しかし、この経過を見て分かると思うが、本池議員は遺族からの依頼で「始めたのではなかった」。のちに「依頼されることになった」のだ。では、遺族は本池議員に煽られたのか。
 遺族が「事実と違う」として本池議員を頼(たよ)ったのは、委員会が言った、
「保護者から公表は差し控えたい、詮索(せんさく)はしないでほしいとの強い要望があり」
という点だった。しかしこれは「事実と違っていなかった」と思う。生徒が亡くなった翌日(よくじつ)、そして通夜の日に、校長、そして教育長がお悔やみの言葉とともに「調査するかどうか」を確認したと思われる。しかし遺族は、
「気が動転していて、何を聞かれて何と答えたのか覚えていない」
というのも事実だった。おそらく、のちに教育長(多分)が言った「齟齬(そご)」となる原因が、ここで生じた。さて、現場サイドがこのあとで、

「そっとしておいた方がいいのだが、まったく触(ふ)れずにいていいものだろうか」

という葛藤(かっとう)をどれだけしたのだろうか。それが重要なポイントだと思える。その葛藤を、現場/学校サイドは遺族に伝えるべきだった。そして、委員会側もそのサポートをすべきだった。
 ここで多分、
「オマエは簡単に現場のことを批判するが、それは無責任というものだ」
という現場の声が聞こえてきそうなので、はっきり言おう。残念ながら、学校というものはある過失(かしつ)を通常やってしまう。ここでもその可能性が大きかったということだ。
「傷をこじらせ、深くすることを避(さ)ける」
ことと、
「出来事にふたをする」
こととは紙一重(かみひとえ)なのだ。

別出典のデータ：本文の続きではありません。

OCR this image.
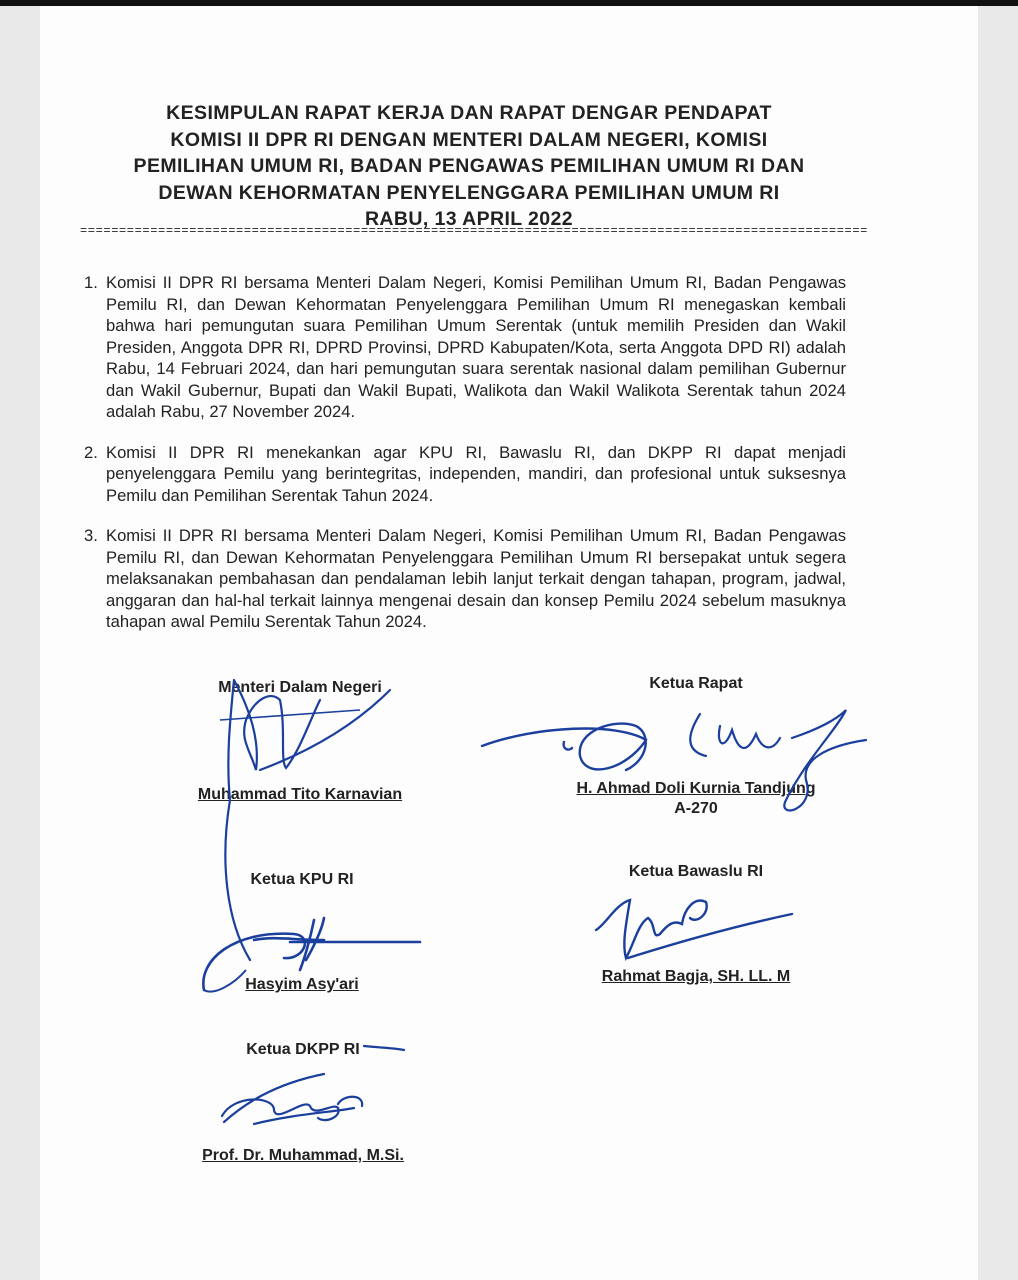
KESIMPULAN RAPAT KERJA DAN RAPAT DENGAR PENDAPAT
KOMISI II DPR RI DENGAN MENTERI DALAM NEGERI, KOMISI
PEMILIHAN UMUM RI, BADAN PENGAWAS PEMILIHAN UMUM RI DAN
DEWAN KEHORMATAN PENYELENGGARA PEMILIHAN UMUM RI
RABU, 13 APRIL 2022
=====================================================================================================
1. Komisi II DPR RI bersama Menteri Dalam Negeri, Komisi Pemilihan Umum RI, Badan Pengawas Pemilu RI, dan Dewan Kehormatan Penyelenggara Pemilihan Umum RI menegaskan kembali bahwa hari pemungutan suara Pemilihan Umum Serentak (untuk memilih Presiden dan Wakil Presiden, Anggota DPR RI, DPRD Provinsi, DPRD Kabupaten/Kota, serta Anggota DPD RI) adalah Rabu, 14 Februari 2024, dan hari pemungutan suara serentak nasional dalam pemilihan Gubernur dan Wakil Gubernur, Bupati dan Wakil Bupati, Walikota dan Wakil Walikota Serentak tahun 2024 adalah Rabu, 27 November 2024.
2. Komisi II DPR RI menekankan agar KPU RI, Bawaslu RI, dan DKPP RI dapat menjadi penyelenggara Pemilu yang berintegritas, independen, mandiri, dan profesional untuk suksesnya Pemilu dan Pemilihan Serentak Tahun 2024.
3. Komisi II DPR RI bersama Menteri Dalam Negeri, Komisi Pemilihan Umum RI, Badan Pengawas Pemilu RI, dan Dewan Kehormatan Penyelenggara Pemilihan Umum RI bersepakat untuk segera melaksanakan pembahasan dan pendalaman lebih lanjut terkait dengan tahapan, program, jadwal, anggaran dan hal-hal terkait lainnya mengenai desain dan konsep Pemilu 2024 sebelum masuknya tahapan awal Pemilu Serentak Tahun 2024.
Menteri Dalam Negeri
Muhammad Tito Karnavian
Ketua Rapat
H. Ahmad Doli Kurnia Tandjung
A-270
Ketua KPU RI
Hasyim Asy'ari
Ketua Bawaslu RI
Rahmat Bagja, SH. LL. M
Ketua DKPP RI
Prof. Dr. Muhammad, M.Si.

過去、「おおごとにしたくない」思いが先行する多くの学校的対応は、悲劇をさらにかさ上げしてきた。私なりに35年間やってきて、その怖さは分かって話している(拙書『さあ、ここが学校だ!』にその一端(いったん)を書いた)。
 さて、話を戻そう。
 その一方で、遺族が「わが子の不幸の理由」を思い、揺(ゆ)れ動いていた時、
「公表/詮索を控えてほしいという遺族の強い要望があった」
という声が届いた。その結果、遺族は、自分たちが学校から放置されたままだと思った。だから議員と連絡をとった。このことに間違いはないと思われる。
 しかし、
「そのあとの市教委の対応は良かったですよ」
と、本池議員は言った。そして、差し上げますよと言って、私に報告書「柏市立中学校男子生徒死亡に関する調査について」(平成25年12月27日付)をくれた。経過とアンケートの結果、その考察が書かれたものだ。報道より詳(くわ)しく書かれているとはいうものの、大体が報道された通りである。

○アンケート調査の実施(じっし)
○アンケート調査の方法
○アンケートの内容

すべては遺族の意向(いこう)を踏(ふ)まえて行われた。そして、

○アンケート結果に基づき、聞き取り調査を実施
○すべてを遺族に報告、その後協議を行う

というものだった。本池議員が、この件を「隠蔽(いんぺい)」した、と9月時点では表現したのだが、
「遺族は(委員会に)言って良かったと思っていますよ」
と、議員は言った。大きな悲劇になった事件の中に、学校/現場サイドが、
「あの時、遺族はそう言わなかった」
と強弁するのを見ているが、今回そういうこともなかったのが、いい方向に導(みちび)いたと思われた。

 私が「館山いじめ問題を考える会」の事務局の人に、
「どうして自治体(館山と柏)で、こうも違うのでしょうか」
と聞かれたことを言うと、
「教育長/市教委の姿勢ですね」
と、本池議員はあっさりと言うのだった。


 2 いじめはある

「いじめはなくさないといけない」
と言う本池議員に、私の、
「いじめはどんな学校のどのクラスにもあります」
という私の意見は、結構(けっこう)なインパクトがあったようだ。そして、

○今の社会では、子どもが子どもの扱い(あつかい)をされていない
○「悪いことをしないように大人が子どもを導く」というのは間違いである
○子どもが悪さをするのは当たり前のことだ。子どもなんだから。
○小さいうちに悪いことをたくさんやっておいた方がいい

という私の考えも、本池議員の中に何かを促(うなが)したようだった。

 出向いて良かったと思えた。


 ☆☆
「柏の連続通り魔」、いや連日ニュースのトップでまあ。現場は私が現役(げんえき)最後の7年間、通勤路(つうきんろ)として使っていた道なので分かります。現場から10メートルばかりの交差点で、私はSUVに撥(は)ね飛ばされて、愛車のゼファー1100がポンコツになったのは10年前です。ってどうでもいいですね。明るい道ではないけど、暗いわけではなく、駅に近い住宅街ですよ。ここから100メートルほど行けば、それこそ真っ暗な森があるんですけどね。しかも、そんな暗い道なのに女の人もみんな使っている。そこをねらってない。しかも被害者の多くが男なんですよねえ。う~ん。

 ☆☆
石垣市長選挙、現職が勝ちましたねえ。4,000票差ということは2,000人の差。わずかですよ。でも投票率は下がりました。「背番号のないエース」さんのいう通り、八重山の人たちは、口で言うほどやる気はなかった、のでしょうか。残念です。